An ICT liquidity void forms when price violently breaks away from a consolidation range without returning to previous price levels. This fast, one-sided movement reveals an imbalance in supply and demand, leaving behind untraded price zones.
Bullish Liquidity Void Explained
A bullish liquidity void emerges when price exits a period of sideways movement and accelerates upward with large candles, bypassing prior levels.
Key Characteristics:
- Strong bullish breakout from a tight range
- Minimal or no lower wicks in breakout candles
- Absorption of sell-side liquidity (stop-losses and pending orders)
Trading the Bullish Liquidity Void
To approach this structure with precision:
- Trend Assessment: Confirm the market is in an overall bullish context.
- Wait for Retracement: Price often revisits the void to mitigate inefficiencies.
- Look for Long Entries: Buy setups commonly emerge within or near the lower boundary of the void.
- Support Zone: The void often serves as a key dynamic support level.
Bearish Liquidity Void Explained
A bearish liquidity void is the inverse, appearing when price breaks downward with strength from a consolidation zone, ignoring previous price structures.
Defining Features:
- Large bearish candles with little or no upper wicks
- Aggressive sell-off without pause
- Rapid consumption of buy-side liquidity
Trading the Bearish Liquidity Void
For traders targeting shorts:
- Establish Bearish Context: Confirm bearish momentum and structure.
- Anticipate Pullbacks: Price frequently returns to the void before resuming the decline.

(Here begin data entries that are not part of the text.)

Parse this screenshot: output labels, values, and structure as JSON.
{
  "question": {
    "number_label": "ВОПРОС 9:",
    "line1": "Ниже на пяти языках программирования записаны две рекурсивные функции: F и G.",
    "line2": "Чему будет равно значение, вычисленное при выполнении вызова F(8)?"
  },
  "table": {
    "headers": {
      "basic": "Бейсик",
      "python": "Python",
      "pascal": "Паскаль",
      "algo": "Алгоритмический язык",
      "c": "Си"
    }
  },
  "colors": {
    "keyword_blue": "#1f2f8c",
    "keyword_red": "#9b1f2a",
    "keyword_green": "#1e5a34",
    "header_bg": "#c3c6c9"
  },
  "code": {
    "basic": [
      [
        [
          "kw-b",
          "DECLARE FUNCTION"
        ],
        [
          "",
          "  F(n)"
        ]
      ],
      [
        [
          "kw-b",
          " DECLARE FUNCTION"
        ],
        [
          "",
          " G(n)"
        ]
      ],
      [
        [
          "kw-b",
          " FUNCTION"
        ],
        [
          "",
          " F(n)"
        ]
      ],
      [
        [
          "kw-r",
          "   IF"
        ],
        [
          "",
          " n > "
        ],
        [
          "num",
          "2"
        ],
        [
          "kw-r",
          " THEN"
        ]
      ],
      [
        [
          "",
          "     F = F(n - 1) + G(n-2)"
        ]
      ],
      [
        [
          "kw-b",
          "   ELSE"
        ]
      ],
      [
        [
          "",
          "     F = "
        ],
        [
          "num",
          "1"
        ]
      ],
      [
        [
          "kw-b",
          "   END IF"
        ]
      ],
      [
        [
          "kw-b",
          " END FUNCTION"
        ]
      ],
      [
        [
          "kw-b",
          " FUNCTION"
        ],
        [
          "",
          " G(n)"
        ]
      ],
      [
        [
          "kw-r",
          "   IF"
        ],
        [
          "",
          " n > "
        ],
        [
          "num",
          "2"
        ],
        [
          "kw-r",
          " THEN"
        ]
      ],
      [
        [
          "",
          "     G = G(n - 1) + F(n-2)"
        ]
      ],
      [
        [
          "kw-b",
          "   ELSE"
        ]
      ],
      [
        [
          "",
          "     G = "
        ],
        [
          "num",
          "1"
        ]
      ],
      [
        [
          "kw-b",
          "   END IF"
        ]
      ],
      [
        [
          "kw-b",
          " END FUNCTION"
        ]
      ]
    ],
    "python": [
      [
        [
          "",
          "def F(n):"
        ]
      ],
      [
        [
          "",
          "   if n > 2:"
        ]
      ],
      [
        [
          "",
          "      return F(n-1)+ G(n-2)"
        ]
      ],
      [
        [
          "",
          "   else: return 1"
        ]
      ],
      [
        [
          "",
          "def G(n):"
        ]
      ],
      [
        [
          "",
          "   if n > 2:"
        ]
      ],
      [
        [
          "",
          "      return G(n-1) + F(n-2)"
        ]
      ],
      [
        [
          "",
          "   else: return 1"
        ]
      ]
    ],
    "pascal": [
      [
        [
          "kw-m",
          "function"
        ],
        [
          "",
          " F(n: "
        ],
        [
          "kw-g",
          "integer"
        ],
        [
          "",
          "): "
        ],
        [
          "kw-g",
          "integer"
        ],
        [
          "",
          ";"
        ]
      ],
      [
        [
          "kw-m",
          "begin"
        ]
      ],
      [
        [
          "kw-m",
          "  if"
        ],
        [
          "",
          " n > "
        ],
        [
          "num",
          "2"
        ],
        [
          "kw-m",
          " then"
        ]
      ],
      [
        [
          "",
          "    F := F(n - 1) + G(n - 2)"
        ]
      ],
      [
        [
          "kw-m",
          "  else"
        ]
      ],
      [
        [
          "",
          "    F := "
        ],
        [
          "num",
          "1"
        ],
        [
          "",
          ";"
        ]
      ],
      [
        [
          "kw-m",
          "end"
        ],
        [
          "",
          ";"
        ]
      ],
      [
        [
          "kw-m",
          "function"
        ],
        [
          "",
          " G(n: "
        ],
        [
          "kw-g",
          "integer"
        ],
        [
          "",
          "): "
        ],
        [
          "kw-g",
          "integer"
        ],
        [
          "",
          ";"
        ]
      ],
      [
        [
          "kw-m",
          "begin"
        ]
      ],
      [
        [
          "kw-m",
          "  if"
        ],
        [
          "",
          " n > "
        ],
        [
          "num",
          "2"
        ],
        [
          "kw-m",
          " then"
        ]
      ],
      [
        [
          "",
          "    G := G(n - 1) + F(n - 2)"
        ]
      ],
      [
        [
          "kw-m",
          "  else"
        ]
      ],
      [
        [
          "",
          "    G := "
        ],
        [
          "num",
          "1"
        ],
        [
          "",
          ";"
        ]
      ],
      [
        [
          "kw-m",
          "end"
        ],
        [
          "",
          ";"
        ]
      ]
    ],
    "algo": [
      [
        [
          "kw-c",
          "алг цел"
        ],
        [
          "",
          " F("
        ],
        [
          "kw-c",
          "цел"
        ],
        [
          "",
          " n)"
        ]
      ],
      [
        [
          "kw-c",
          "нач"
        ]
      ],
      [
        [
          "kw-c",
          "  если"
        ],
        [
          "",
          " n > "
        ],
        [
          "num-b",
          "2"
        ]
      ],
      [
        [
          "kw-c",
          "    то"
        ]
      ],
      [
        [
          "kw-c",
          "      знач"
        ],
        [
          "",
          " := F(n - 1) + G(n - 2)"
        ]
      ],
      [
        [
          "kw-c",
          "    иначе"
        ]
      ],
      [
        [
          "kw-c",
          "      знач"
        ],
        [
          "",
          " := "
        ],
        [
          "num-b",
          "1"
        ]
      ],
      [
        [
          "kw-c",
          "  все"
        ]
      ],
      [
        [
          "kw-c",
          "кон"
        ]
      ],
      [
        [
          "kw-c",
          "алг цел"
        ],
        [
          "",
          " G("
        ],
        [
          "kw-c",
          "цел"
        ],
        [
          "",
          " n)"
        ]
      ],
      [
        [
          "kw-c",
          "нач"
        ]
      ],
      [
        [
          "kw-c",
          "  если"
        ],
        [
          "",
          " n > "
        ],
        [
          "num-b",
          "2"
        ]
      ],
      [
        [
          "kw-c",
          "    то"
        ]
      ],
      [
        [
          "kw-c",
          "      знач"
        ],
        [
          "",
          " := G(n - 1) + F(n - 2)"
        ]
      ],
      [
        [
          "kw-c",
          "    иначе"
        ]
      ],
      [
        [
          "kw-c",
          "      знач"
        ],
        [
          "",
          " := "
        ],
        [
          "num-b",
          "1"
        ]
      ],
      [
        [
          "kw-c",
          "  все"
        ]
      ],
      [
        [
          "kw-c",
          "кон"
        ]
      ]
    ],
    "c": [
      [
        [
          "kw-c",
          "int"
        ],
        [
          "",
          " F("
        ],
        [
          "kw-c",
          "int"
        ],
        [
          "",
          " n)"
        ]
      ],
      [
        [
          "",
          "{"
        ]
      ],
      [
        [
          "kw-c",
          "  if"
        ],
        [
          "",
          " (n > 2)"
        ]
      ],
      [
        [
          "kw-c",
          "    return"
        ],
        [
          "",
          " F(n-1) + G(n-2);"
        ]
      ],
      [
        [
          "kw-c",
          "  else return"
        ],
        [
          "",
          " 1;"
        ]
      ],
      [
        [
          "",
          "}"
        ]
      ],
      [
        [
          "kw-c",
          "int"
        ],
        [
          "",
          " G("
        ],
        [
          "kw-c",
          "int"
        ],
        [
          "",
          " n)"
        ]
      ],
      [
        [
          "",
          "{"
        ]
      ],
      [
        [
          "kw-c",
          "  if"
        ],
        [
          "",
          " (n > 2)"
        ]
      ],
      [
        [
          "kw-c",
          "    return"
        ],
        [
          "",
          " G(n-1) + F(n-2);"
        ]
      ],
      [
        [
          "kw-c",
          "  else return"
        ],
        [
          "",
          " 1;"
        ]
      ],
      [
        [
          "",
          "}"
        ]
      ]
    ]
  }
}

- Short from Resistance: The upper edge of the void becomes a powerful resistance area.
- Entry Zone: Monitor lower timeframes for confirmation inside the void.
Do Liquidity Voids Always Get Revisited?
- There is no guarantee that price will revisit or fill the void.
- In some cases, the void may be filled shortly after formation; in others, it may remain untouched for days or even weeks.
- Market dynamics, volatility, and institutional order flow all influence whether a void is addressed.
ICT Liquidity Void vs. Fair Value Gap (FVG)
Although both highlight inefficiencies in price movement, there are critical differences:
Liquidity Void (LV):
- Represents a broader zone of imbalance
- Formed by multiple large candles moving in one direction
- Indicates absence of counter-orders across a range
Fair Value Gap (FVG):
- A smaller, specific price gap between three candles
- Typically identified between the high and low of adjacent candles
- Used for short-term entries or target zones
Final Thoughts
Liquidity voids are essential markers of institutional activity and price imbalance. They signal moments when one side of the market—buyers or sellers—is absent, allowing for aggressive movement in the other direction. While these zones often provide high-probability trading opportunities, they do not guarantee price will return. A solid understanding of market structure, trend conditions, and proper risk management is crucial when using liquidity voids as part of your trading strategy.